Rosalie rassicurava Jacob?
Renesmee andò fra le braccia di Jacob piuttosto di buon grado, premendo la manina contro la sua guancia, poi si dimenò per tornare da me.
«Lo vedi?», gli disse Rosalie. «Vuole andare da Bella».
«Vuole me?», mormorai.
Gli occhi di Renesmee — i miei occhi — mi fissavano smaniosi.

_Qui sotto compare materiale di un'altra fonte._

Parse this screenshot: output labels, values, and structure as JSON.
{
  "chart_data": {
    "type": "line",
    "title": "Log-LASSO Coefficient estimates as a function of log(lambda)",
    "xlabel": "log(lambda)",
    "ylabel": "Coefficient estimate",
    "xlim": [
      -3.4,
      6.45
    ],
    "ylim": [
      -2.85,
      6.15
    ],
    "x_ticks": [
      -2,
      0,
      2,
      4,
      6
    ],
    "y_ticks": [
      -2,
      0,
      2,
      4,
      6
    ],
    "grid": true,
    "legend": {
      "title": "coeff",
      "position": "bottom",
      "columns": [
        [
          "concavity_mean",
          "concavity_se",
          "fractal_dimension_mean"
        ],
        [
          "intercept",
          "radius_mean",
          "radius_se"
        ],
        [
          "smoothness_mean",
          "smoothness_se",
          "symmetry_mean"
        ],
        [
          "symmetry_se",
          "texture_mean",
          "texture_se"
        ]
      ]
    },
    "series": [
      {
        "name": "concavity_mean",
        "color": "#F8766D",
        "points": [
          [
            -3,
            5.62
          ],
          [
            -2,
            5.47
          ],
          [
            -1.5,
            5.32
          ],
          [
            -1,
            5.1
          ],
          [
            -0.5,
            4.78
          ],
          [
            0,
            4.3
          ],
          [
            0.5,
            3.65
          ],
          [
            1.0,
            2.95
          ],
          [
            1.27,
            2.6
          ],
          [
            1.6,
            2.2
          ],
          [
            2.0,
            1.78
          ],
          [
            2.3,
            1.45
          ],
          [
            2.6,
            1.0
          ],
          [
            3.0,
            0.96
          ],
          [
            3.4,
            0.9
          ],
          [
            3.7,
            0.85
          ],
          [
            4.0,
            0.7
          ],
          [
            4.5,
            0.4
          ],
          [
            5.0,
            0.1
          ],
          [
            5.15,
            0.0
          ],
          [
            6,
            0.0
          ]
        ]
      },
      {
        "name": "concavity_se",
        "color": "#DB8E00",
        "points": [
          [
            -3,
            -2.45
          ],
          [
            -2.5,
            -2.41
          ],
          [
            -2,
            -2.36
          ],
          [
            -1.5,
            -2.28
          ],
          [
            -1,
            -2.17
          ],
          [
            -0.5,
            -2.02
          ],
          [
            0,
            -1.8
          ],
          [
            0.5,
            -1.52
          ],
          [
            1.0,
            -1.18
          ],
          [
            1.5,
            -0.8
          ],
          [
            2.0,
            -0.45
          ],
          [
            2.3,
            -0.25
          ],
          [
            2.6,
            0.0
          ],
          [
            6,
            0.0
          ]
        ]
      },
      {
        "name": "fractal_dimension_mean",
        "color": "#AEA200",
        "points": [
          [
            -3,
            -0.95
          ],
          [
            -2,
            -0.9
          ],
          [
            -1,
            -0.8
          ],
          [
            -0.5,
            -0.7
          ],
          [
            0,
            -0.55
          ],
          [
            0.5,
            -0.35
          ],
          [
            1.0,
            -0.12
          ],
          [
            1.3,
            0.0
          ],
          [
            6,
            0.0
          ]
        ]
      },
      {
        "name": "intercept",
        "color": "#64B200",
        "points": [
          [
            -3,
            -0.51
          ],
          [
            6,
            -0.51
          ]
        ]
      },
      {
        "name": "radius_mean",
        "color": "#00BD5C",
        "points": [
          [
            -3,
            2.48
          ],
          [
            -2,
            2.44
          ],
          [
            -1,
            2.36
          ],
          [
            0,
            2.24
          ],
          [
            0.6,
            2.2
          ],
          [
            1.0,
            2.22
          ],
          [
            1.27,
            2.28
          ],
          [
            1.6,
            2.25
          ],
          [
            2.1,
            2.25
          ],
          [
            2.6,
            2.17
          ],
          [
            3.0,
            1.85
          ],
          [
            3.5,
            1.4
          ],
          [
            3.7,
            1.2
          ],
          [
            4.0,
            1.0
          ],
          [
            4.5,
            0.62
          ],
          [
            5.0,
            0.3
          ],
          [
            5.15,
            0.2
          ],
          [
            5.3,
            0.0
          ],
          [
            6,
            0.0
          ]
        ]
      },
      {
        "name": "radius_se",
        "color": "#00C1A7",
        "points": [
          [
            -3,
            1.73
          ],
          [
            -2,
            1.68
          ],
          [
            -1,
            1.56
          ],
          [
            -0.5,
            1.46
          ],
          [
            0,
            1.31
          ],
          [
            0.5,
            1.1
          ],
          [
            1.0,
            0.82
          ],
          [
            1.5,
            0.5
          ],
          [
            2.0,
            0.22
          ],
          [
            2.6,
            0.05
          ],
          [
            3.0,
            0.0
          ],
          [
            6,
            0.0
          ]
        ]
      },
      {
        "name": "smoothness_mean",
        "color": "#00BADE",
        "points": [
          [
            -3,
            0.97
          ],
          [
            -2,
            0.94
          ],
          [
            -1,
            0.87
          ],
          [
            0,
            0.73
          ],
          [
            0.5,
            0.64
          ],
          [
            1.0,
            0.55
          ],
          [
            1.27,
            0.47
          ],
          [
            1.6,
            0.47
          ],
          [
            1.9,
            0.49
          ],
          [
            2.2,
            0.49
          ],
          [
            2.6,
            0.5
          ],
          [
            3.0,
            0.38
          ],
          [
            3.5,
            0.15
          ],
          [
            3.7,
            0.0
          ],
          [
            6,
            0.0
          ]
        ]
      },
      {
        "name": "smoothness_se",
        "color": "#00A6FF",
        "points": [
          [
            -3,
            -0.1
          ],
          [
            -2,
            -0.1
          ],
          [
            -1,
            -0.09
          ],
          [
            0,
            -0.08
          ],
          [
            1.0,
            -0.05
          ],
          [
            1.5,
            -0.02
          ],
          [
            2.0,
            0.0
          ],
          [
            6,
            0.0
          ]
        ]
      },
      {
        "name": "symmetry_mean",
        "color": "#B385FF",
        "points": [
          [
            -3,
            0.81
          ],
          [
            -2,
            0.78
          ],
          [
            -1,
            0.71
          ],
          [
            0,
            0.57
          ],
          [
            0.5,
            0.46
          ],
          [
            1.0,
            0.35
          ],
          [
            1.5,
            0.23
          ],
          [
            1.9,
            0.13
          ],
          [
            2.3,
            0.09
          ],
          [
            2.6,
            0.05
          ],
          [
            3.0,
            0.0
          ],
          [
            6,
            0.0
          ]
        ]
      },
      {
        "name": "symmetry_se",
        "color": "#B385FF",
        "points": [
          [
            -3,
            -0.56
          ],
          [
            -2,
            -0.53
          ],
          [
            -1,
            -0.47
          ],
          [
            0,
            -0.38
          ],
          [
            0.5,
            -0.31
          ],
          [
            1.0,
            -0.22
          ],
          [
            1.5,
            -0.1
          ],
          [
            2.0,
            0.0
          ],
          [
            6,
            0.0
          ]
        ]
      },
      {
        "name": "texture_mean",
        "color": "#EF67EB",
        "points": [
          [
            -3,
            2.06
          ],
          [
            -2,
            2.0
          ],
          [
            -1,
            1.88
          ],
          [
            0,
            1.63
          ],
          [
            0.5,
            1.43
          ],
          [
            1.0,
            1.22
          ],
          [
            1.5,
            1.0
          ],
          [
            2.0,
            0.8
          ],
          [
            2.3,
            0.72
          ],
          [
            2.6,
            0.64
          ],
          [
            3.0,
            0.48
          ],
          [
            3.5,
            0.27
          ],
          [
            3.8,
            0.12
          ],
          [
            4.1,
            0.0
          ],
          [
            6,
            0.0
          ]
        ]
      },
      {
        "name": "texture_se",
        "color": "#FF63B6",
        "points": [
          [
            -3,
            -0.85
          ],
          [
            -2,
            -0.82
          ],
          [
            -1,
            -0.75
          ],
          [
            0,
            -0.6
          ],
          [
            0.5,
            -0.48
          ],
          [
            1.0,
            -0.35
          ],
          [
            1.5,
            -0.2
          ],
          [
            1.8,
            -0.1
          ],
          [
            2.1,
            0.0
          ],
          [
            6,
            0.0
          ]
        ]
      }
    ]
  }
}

Edward tornò al mio fianco con un balzo. Posò le mani delicatamente sulle mie braccia e mi spinse in avanti.
«Ti sta aspettando da quasi tre giorni», disse.
Eravamo a pochi passi da lei. Sembrava emettere ondate improvvise di calore, nell’impazienza di toccarmi.
O forse era Jacob che stava tremando. Notai le sue mani agitarsi mentre mi avvicinavo. Tuttavia, da tantissimo tempo non lo vedevo con un’espressione così serena.
«Jake... sto bene», gli dissi. Mi dava il panico vedere Renesmee fra le sue mani tremanti, ma cercai di mantenere il controllo.
Mi guardò torvo, di sottecchi, come se il pensiero di Renesmee fra le mie braccia lo riempisse di panico.
Renesmee frignò irrequieta e si avvicinò, le manine strette a pugno.